There’s a page about gitaly here: https://docs.gitlab.com/ee/administration/gitaly
The debug stuff at the bottom doesn’t (at 11.10) include anything relevant for this.
Googling for issues didn’t turn up anything particularly relevant; a search for ‘starting’ amongst gitaly issues is here.
fix
It looks like turn it off and turn it on fixed it.
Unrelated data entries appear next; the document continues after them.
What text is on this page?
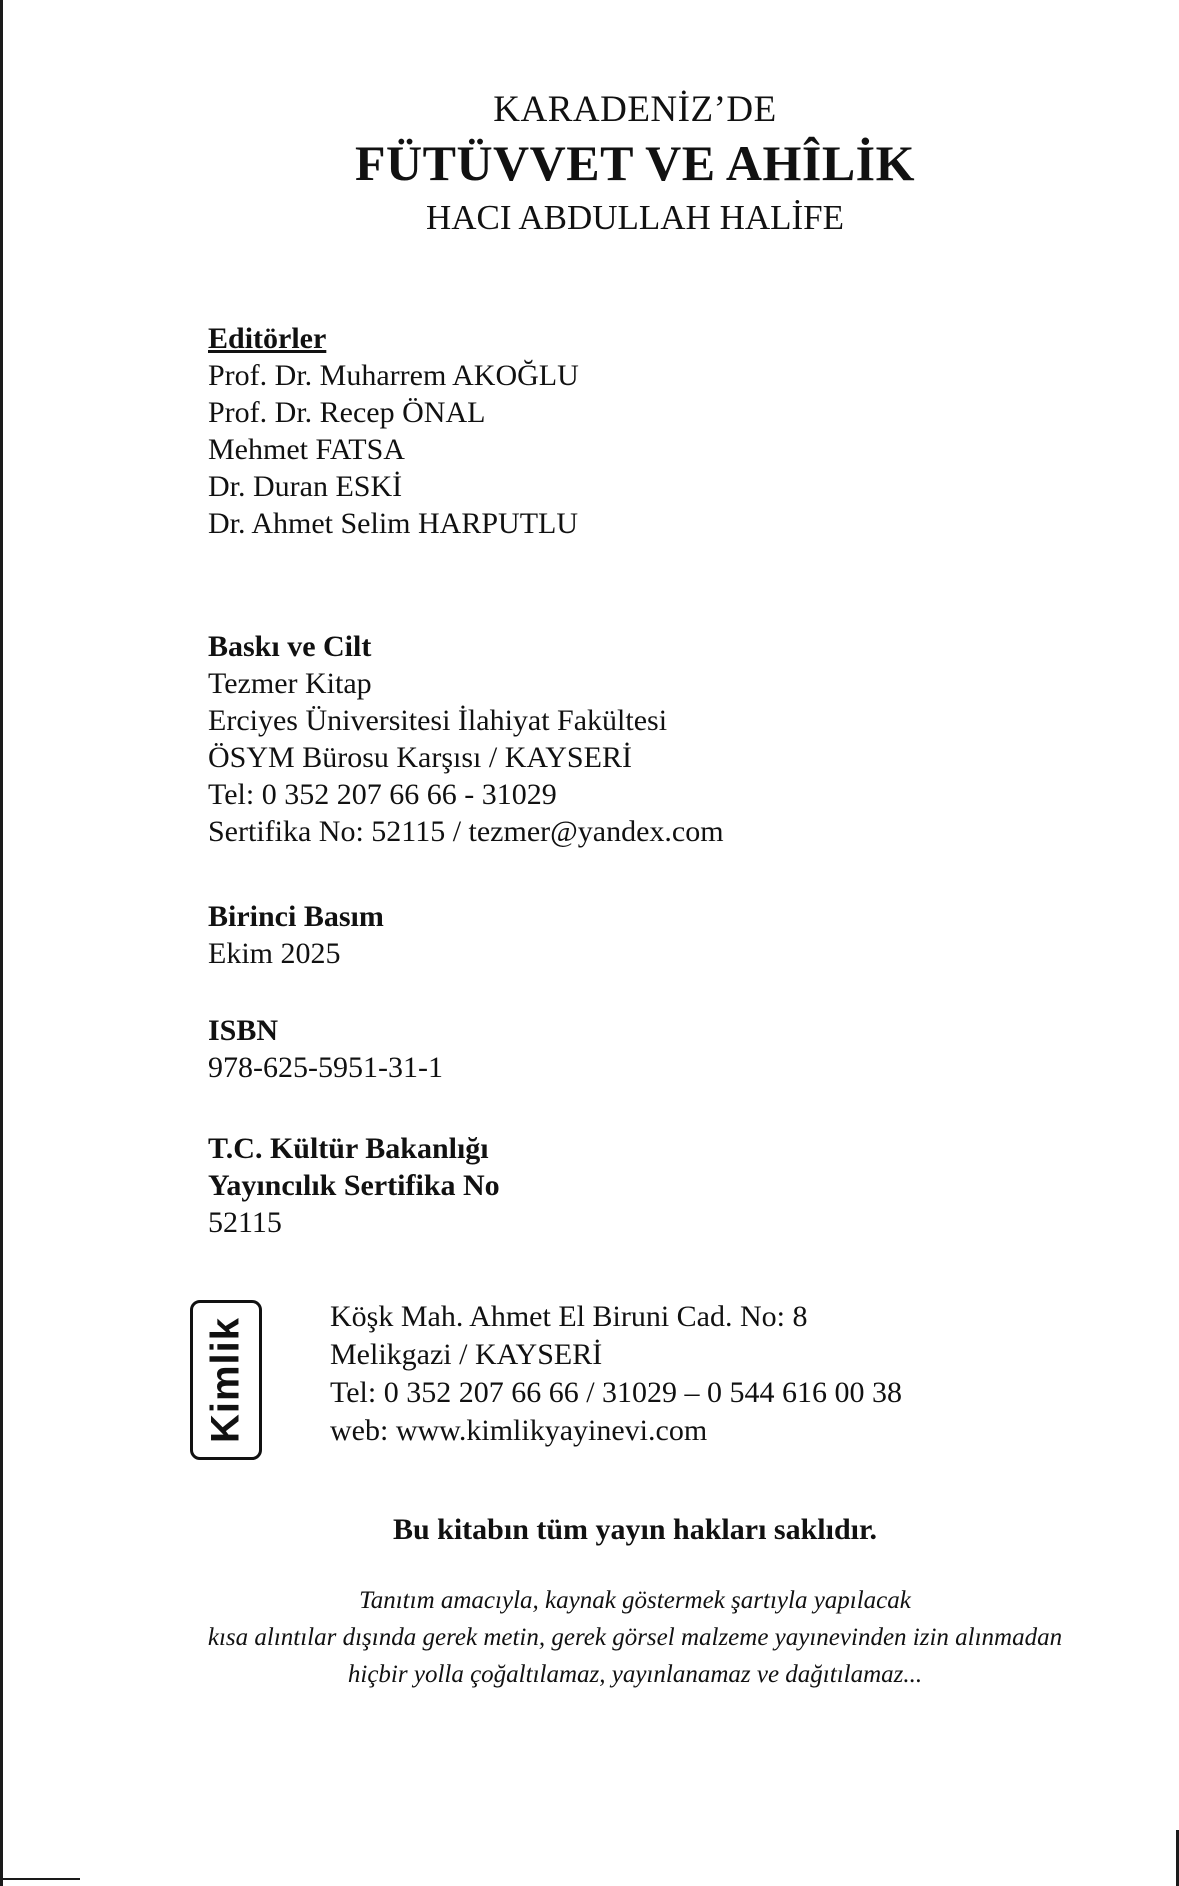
KARADENİZ’DE
FÜTÜVVET VE AHÎLİK
HACI ABDULLAH HALİFE
Editörler
Prof. Dr. Muharrem AKOĞLU
Prof. Dr. Recep ÖNAL
Mehmet FATSA
Dr. Duran ESKİ
Dr. Ahmet Selim HARPUTLU
Baskı ve Cilt
Tezmer Kitap
Erciyes Üniversitesi İlahiyat Fakültesi
ÖSYM Bürosu Karşısı / KAYSERİ
Tel: 0 352 207 66 66 - 31029
Sertifika No: 52115 / tezmer@yandex.com
Birinci Basım
Ekim 2025
ISBN
978-625-5951-31-1
T.C. Kültür Bakanlığı
Yayıncılık Sertifika No
52115
Kimlik
Köşk Mah. Ahmet El Biruni Cad. No: 8
Melikgazi / KAYSERİ
Tel: 0 352 207 66 66 / 31029 – 0 544 616 00 38
web: www.kimlikyayinevi.com
Bu kitabın tüm yayın hakları saklıdır.
Tanıtım amacıyla, kaynak göstermek şartıyla yapılacak
kısa alıntılar dışında gerek metin, gerek görsel malzeme yayınevinden izin alınmadan
hiçbir yolla çoğaltılamaz, yayınlanamaz ve dağıtılamaz...
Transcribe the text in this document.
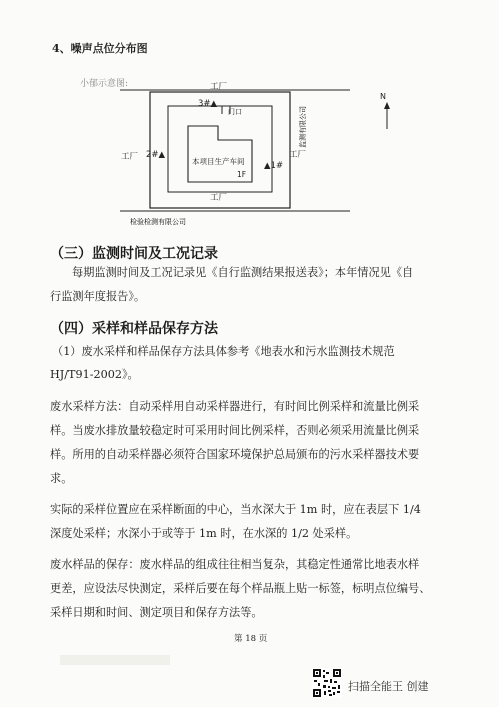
4、噪声点位分布图
小郁示意图:
监测有限公司
检验检测有限公司
工厂
工厂
工厂	工厂
本项目生产车间
1F
门口
3#▲
2#▲
▲1#
N
（三）监测时间及工况记录
每期监测时间及工况记录见《自行监测结果报送表》；本年情况见《自
行监测年度报告》。
（四）采样和样品保存方法
（1）废水采样和样品保存方法具体参考《地表水和污水监测技术规范
HJ/T91-2002》。
废水采样方法：自动采样用自动采样器进行，有时间比例采样和流量比例采
样。当废水排放量较稳定时可采用时间比例采样，否则必须采用流量比例采
样。所用的自动采样器必须符合国家环境保护总局颁布的污水采样器技术要
求。
实际的采样位置应在采样断面的中心，当水深大于 1m 时，应在表层下 1/4
深度处采样；水深小于或等于 1m 时，在水深的 1/2 处采样。
废水样品的保存：废水样品的组成往往相当复杂，其稳定性通常比地表水样
更差，应设法尽快测定，采样后要在每个样品瓶上贴一标签，标明点位编号、
采样日期和时间、测定项目和保存方法等。
第 18 页
扫描全能王 创建
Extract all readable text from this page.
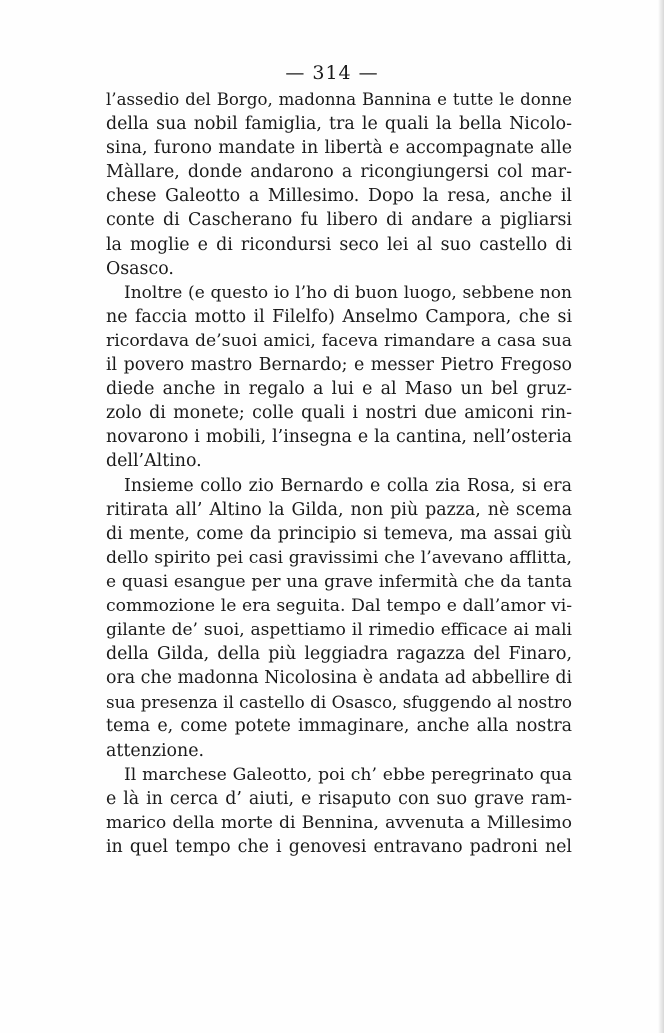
— 314 —
l’assedio del Borgo, madonna Bannina e tutte le donne
della sua nobil famiglia, tra le quali la bella Nicolo-
sina, furono mandate in libertà e accompagnate alle
Màllare, donde andarono a ricongiungersi col mar-
chese Galeotto a Millesimo. Dopo la resa, anche il
conte di Cascherano fu libero di andare a pigliarsi
la moglie e di ricondursi seco lei al suo castello di
Osasco.
Inoltre (e questo io l’ho di buon luogo, sebbene non
ne faccia motto il Filelfo) Anselmo Campora, che si
ricordava de’suoi amici, faceva rimandare a casa sua
il povero mastro Bernardo; e messer Pietro Fregoso
diede anche in regalo a lui e al Maso un bel gruz-
zolo di monete; colle quali i nostri due amiconi rin-
novarono i mobili, l’insegna e la cantina, nell’osteria
dell’Altino.
Insieme collo zio Bernardo e colla zia Rosa, si era
ritirata all’ Altino la Gilda, non più pazza, nè scema
di mente, come da principio si temeva, ma assai giù
dello spirito pei casi gravissimi che l’avevano afflitta,
e quasi esangue per una grave infermità che da tanta
commozione le era seguita. Dal tempo e dall’amor vi-
gilante de’ suoi, aspettiamo il rimedio efficace ai mali
della Gilda, della più leggiadra ragazza del Finaro,
ora che madonna Nicolosina è andata ad abbellire di
sua presenza il castello di Osasco, sfuggendo al nostro
tema e, come potete immaginare, anche alla nostra
attenzione.
Il marchese Galeotto, poi ch’ ebbe peregrinato qua
e là in cerca d’ aiuti, e risaputo con suo grave ram-
marico della morte di Bennina, avvenuta a Millesimo
in quel tempo che i genovesi entravano padroni nel
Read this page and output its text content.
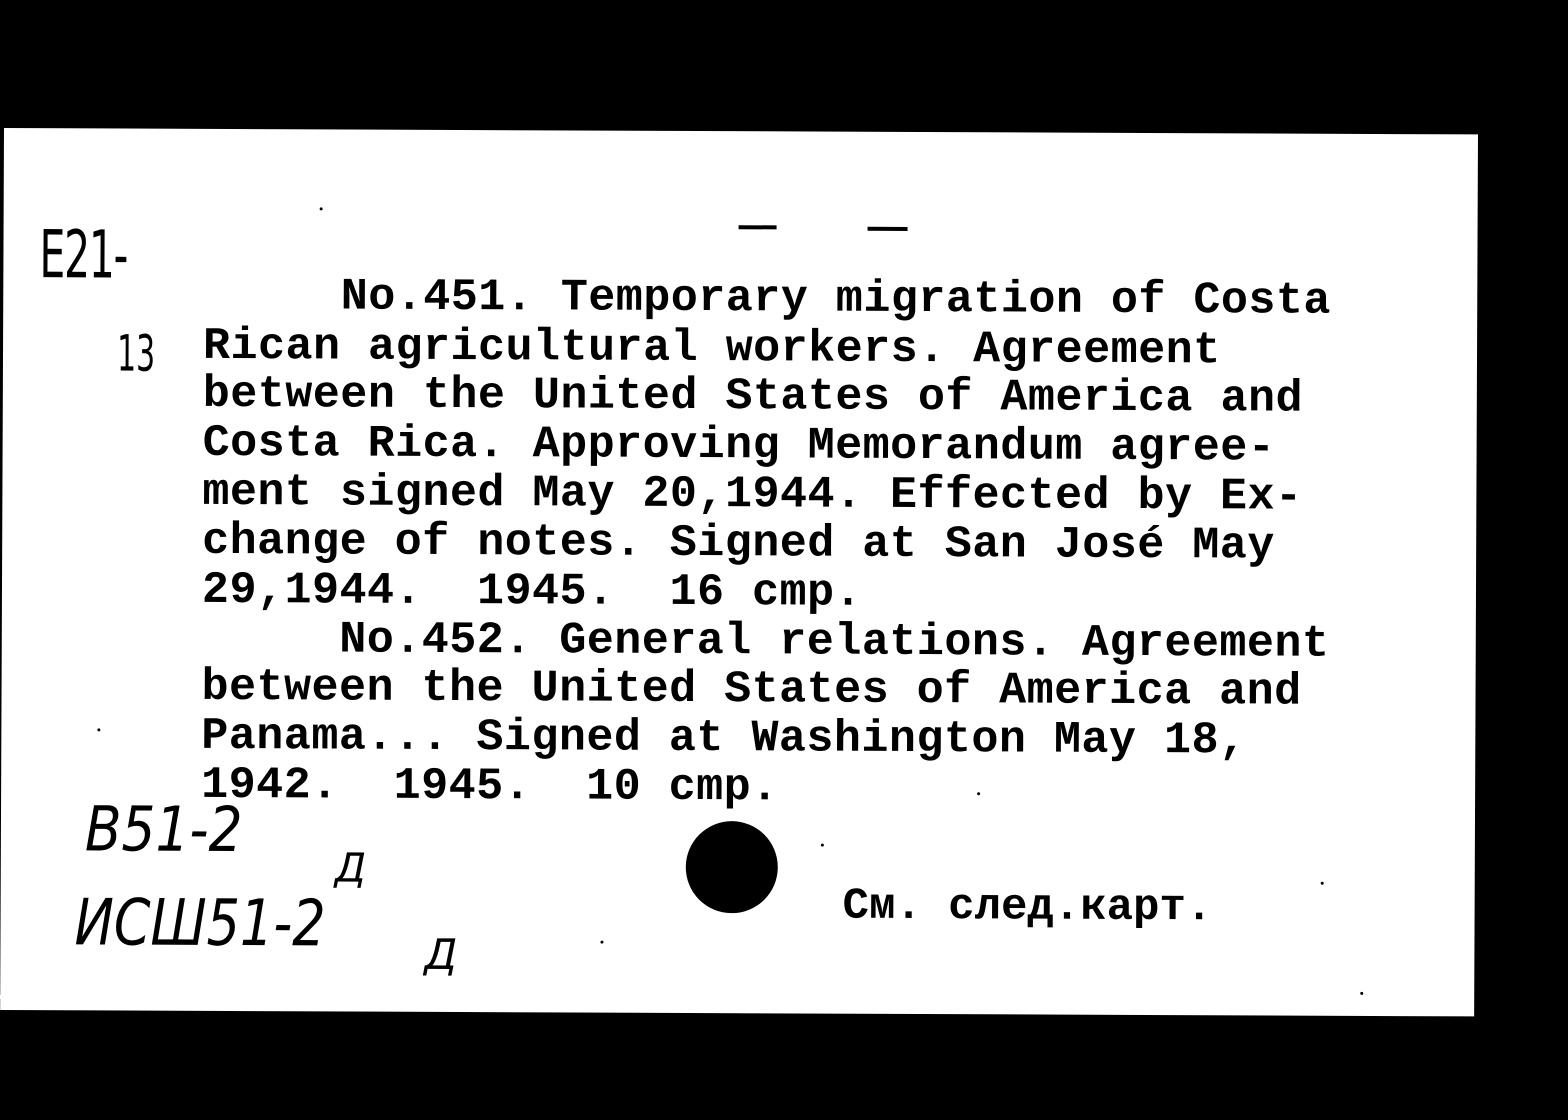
E21-
13
No.451. Temporary migration of Costa
Rican agricultural workers. Agreement
between the United States of America and
Costa Rica. Approving Memorandum agree-
ment signed May 20,1944. Effected by Ex-
change of notes. Signed at San José May
29,1944.  1945.  16 cmp.
No.452. General relations. Agreement
between the United States of America and
Panama... Signed at Washington May 18,
1942.  1945.  10 cmp.
B51-2
Д
ИСШ51-2 Д
См. след.карт.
The filesystem I had mounted on /var/opt/gitlab/backups had filled up .. clearly that needed fixing regardless, and it might have been the root cause. Having done that, gitaly-wrapper was clearly locked up – once that was killed by systemd, restarting fixed it.
I’m one fix release behind; 11.10.4 is released, so I’ll upgrade. 11.11.0 is also out, but I’ll wait for some fix releases before deploying.